Le gouvernement aura en outre la possibilité de prolonger ces mesures provisoires au-delà du 31 décembre si nécessaire, conformément à un amendement du MR. Plusieurs partis auraient toutefois souhaité que ces mesures soient en vigueur jusqu’au 31 mars.
Cette proposition de loi aurait dû être votée le 18 juin dernier. Mais une coalition des partis de droite et du centre flamands avait obtenu que le texte soit soumis au Conseil d’État et à la Cour des comptes. Le premier s’est prononcé la semaine passée et n’a pas vu d’objection juridique importante. La seconde a rendu son avis mardi sur le coût de la mesure, estimé à 80 à 100 millions d’euros l’année prochaine.
Ces deux avis connus, la proposition de loi pouvait revenir en séance plénière pour procéder au vote.
Jeudi, seule la N-VA a rejeté le texte. Le CD&V s’est abstenu. L’Open Vld et le Vlaams Belang, qui avaient soutenu le renvoi du texte au Conseil d’Etat, ont approuvé la proposition.
« Tout le monde doit travailler 312 jours avant d’avoir droit au chômage. Et il faudra expliquer à tous ces gens qu’ils doivent travailler 312 jours… sauf si vous êtes artistes. Et là, 20 jours suffisent. Nous sommes visiblement le seul parti qui soutient l’égalité entre les chômeurs », a expliqué le député nationaliste Björn Anseeuw. « Contrairement aux indépendants, les droits d’auteurs continuent à rentrer », a-t-il encore soutenu dans un propos vivement contesté. « Les artistes peuvent aussi travailler ailleurs. On recherche des jobistes, on demande à tout le monde plus de flexibilité, mais visiblement pour les artistes, on ne peut rien leur demander. »
« La culture a besoin de considération et de respect »
« Le conseil d’Etat a bien dit que l’on ne peut pas parler de discrimination », a rétorqué Vincent van Quickenborne (Open Vld). « Les artistes ne bénéficient pas tous de droit d’auteurs », a renchéri Benoît Piedboeuf (MR).

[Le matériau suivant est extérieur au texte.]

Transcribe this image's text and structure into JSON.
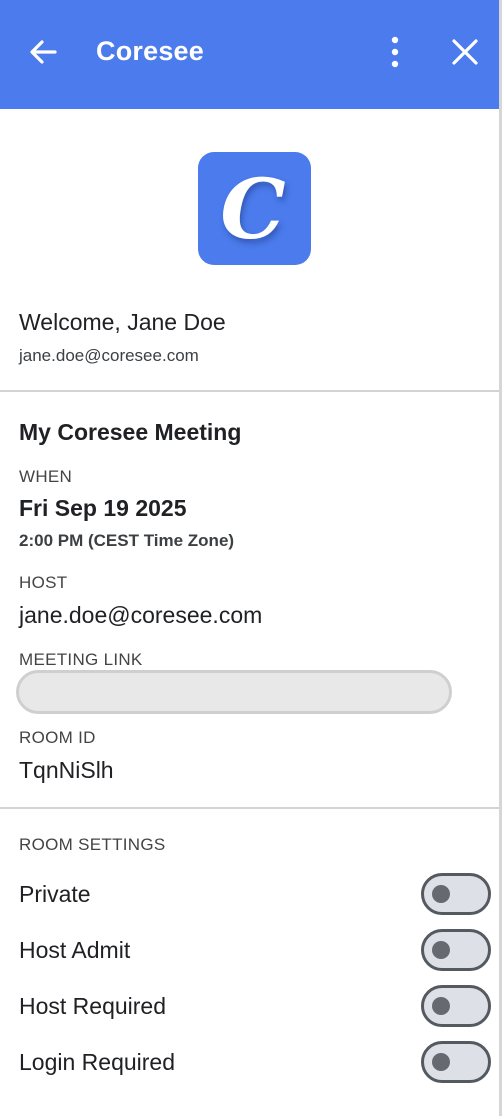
{
  "header": {
    "title": "Coresee",
    "background": "#4b7bec",
    "back_icon": "arrow-left-icon",
    "more_icon": "more-vertical-icon",
    "close_icon": "close-icon"
  },
  "logo": {
    "letter": "C",
    "color": "#4b7bec"
  },
  "user": {
    "welcome": "Welcome, Jane Doe",
    "email": "jane.doe@coresee.com"
  },
  "meeting": {
    "title": "My Coresee Meeting",
    "when_label": "WHEN",
    "date": "Fri Sep 19 2025",
    "time": "2:00 PM (CEST Time Zone)",
    "host_label": "HOST",
    "host": "jane.doe@coresee.com",
    "link_label": "MEETING LINK",
    "link_value": "",
    "room_id_label": "ROOM ID",
    "room_id": "TqnNiSlh"
  },
  "settings": {
    "heading": "ROOM SETTINGS",
    "toggles": [
      {
        "label": "Private",
        "on": false
      },
      {
        "label": "Host Admit",
        "on": false
      },
      {
        "label": "Host Required",
        "on": false
      },
      {
        "label": "Login Required",
        "on": false
      }
    ]
  }
}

« Notre satisfaction n’est pas totale », a déploré Julie Chanson (Ecolo), co-signataire de la proposition. « Nous regrettons que les effets de ce texte s’interrompent au 31 décembre. Nous redéposerons un texte en ce sens », a-t-elle promis. Le MR, par la voix d’Isabelle Galant, a aussi appelé à entamer sans attendre l’examen du statut d’artiste. « La culture a besoin de considération et de respect. Et cela passe par des mesures d’urgence, mais aussi des mesures pérenne et une union sacrée au-delà des clivages politiques », a souligné Vanessa Matz (cdH).

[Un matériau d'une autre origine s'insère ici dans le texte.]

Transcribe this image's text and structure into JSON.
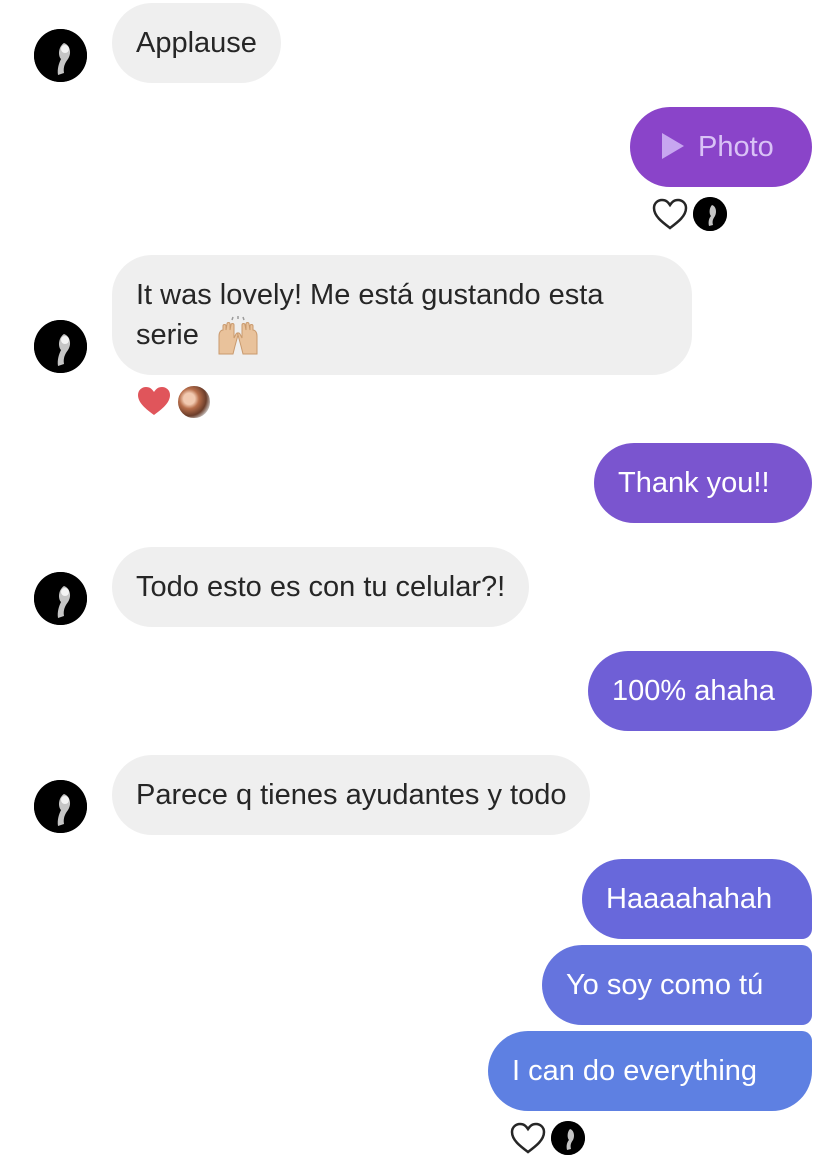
{
  "messages": {
    "m1": "Applause",
    "m2": "Photo",
    "m3_line1": "It was lovely! Me está gustando esta",
    "m3_line2": "serie",
    "m4": "Thank you!!",
    "m5": "Todo esto es con tu celular?!",
    "m6": "100% ahaha",
    "m7": "Parece q tienes ayudantes y todo",
    "m8": "Haaaahahah",
    "m9": "Yo soy como tú",
    "m10": "I can do everything"
  },
  "icons": {
    "play": "play-icon",
    "heart_outline": "heart-outline-icon",
    "heart_filled": "heart-filled-icon",
    "raised_hands_emoji": "raised-hands-emoji"
  },
  "colors": {
    "incoming_bubble": "#efefef",
    "photo_bubble": "#8a44c9",
    "heart_filled": "#e0555b"
  }
}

« C’est une compétence fédérale par défaut, et c’est sans doute bien une partie du problème. La culture n’est jamais un premier choix et ça explique tout », a de son côté relevé François De Smet (DéFI). « Il est frappant d’observer que sur certains bancs, on parle de chômeurs, alors que sur d’autres, on parle d’artistes. »
Le PS déplore « le temps perdu »
Auteure du texte, Ludivine Dedonder (PS) a rappelé que la proposition avait été déposée dès le 9 avril, « afin d’éviter aux artistes toutes ces difficultés ». « Nous ne pouvons pas les applaudir par beau temps et les ignorer dans la tempête. Les artistes méritent mieux que des discours et des postures idéologiques ». La députée a dit regretter « le temps perdu » et « l’obstruction parlementaire » qui ont émaillé l’examen du texte.
« Chaque jour où cette loi n’était pas votée, c’étaient des familles qui ne savaient pas comment remplir le frigo », a aussi soutenu Nadia Moscufo (PTB).
Plusieurs artistes, dont Jaco Van Dormael, Philippe Geluck et Alice on the Roof, sont venus apporter leur soutien à la proposition de loi en se rassemblant devant le Palais de la Nation à Bruxelles, avant de prendre place en tribune.
En marge de cette proposition, la Chambre a aussi approuvé une proposition de résolution du PS visant à protéger et à mettre en valeur le patrimoine culturel des entreprises publiques.
Vendredi, le Sénat examinera en outre une demande d’établissement d’un rapport d’information concernant le statut de l’artiste.